Quant à l’Algérie, la crainte d’une mauvaise publicité pour le tourisme, secteur si rentable pour le Maroc et sur lequel il semble à son tour miser, peut expliquer son silence. Mais le caractère potentiellement terroriste des faits accentue le côté énigmatique de ce silence.

“C’est la chape de plomb”

« En Algérie, le poids des questions sécuritaires est lourd », observe un spécialiste du terrorisme islamiste au Sahel.

«On ne peut pas affirmer avec certitude que le touriste suisse a été victime d’un attentat de type jihadiste. Il y a un manque d’informations vérifiables. Mais nous ne pouvons pas non plus exclure cette possibilité. A noter que cet assassinat est survenu quelques jours avant les commémorations du 70ème anniversaire de l’insurrection algérienne du 1er novembre 1954. Pour les autorités algériennes, cela ne pouvait pas tomber à un pire moment.»

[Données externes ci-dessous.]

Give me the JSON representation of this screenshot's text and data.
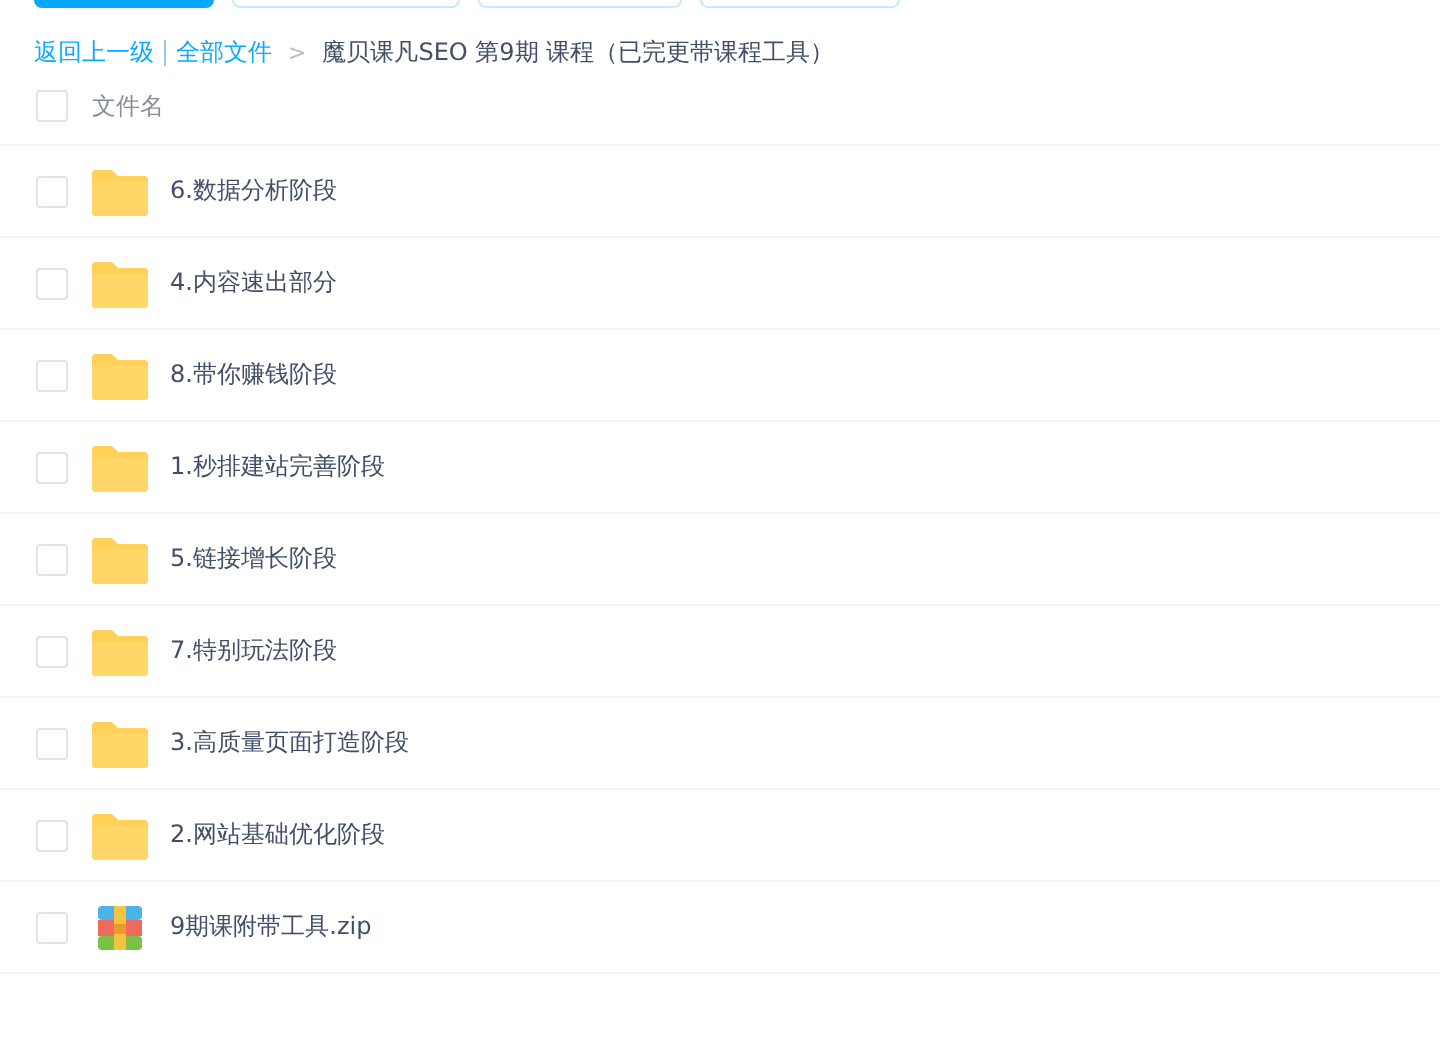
{
  "toolbar_buttons": [
    {
      "kind": "primary"
    },
    {
      "kind": "plain"
    },
    {
      "kind": "plain"
    },
    {
      "kind": "plain"
    }
  ],
  "breadcrumb": {
    "back": "返回上一级",
    "root": "全部文件",
    "separator": ">",
    "current": "魔贝课凡SEO 第9期 课程（已完更带课程工具）"
  },
  "header": {
    "checked": false,
    "label": "文件名"
  },
  "files": [
    {
      "kind": "folder",
      "name": "6.数据分析阶段",
      "checked": false
    },
    {
      "kind": "folder",
      "name": "4.内容速出部分",
      "checked": false
    },
    {
      "kind": "folder",
      "name": "8.带你赚钱阶段",
      "checked": false
    },
    {
      "kind": "folder",
      "name": "1.秒排建站完善阶段",
      "checked": false
    },
    {
      "kind": "folder",
      "name": "5.链接增长阶段",
      "checked": false
    },
    {
      "kind": "folder",
      "name": "7.特别玩法阶段",
      "checked": false
    },
    {
      "kind": "folder",
      "name": "3.高质量页面打造阶段",
      "checked": false
    },
    {
      "kind": "folder",
      "name": "2.网站基础优化阶段",
      "checked": false
    },
    {
      "kind": "archive",
      "name": "9期课附带工具.zip",
      "checked": false
    }
  ]
}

Un spécialiste du terrorisme au Sahel

Notre interlocuteur s’interroge sur l’absence de revendications liées à cet assassinat, accompagné du cri « Allah akbar », selon Le Figaro. « S’il s’agit d’un acte terroriste voulu par son ou ses auteurs, on peut émettre l’hypothèse que Daesh, présent au Sahel, n’a pas souhaité en revendiquer la responsabilité, même si de manière opportuniste comme il l’a fait. habitude, le meurtre d’une femme. Et le spécialiste a rappelé que l’assassinat de deux jeunes randonneurs scandinaves, en 2018, dans l’Atlas marocain, par quatre assaillants se réclamant de Daesh, n’avait pas été revendiqué par l’organisation terroriste.

« Daesh, clairement, n’accepte pas le meurtre de femmes alors que ce sont les femmes qui sont spécifiquement visées »

Un spécialiste du terrorisme au Sahel

Le silence qui entoure la mort de la Suissesse en Algérie s’explique par la volonté, malgré la charte de 2005 qui limite la liberté d’expression sur le sujet, de ne pas rouvrir les blessures de la guerre civile, profondément traumatisante pour le peuple algérien. Ce faisant, on se prive peut-être de purger ce qui reste à purger dans la mémoire récente. Les ouvrages du Prix Goncourt publiés chez Gallimard, Hourisqui circulent actuellement subrepticement en Algérie, pourront sûrement contribuer à ce bureau. En particulier et s’il montre de l’intérêt, parmi la jeune génération, ceux qui sont nés après la décennie noire.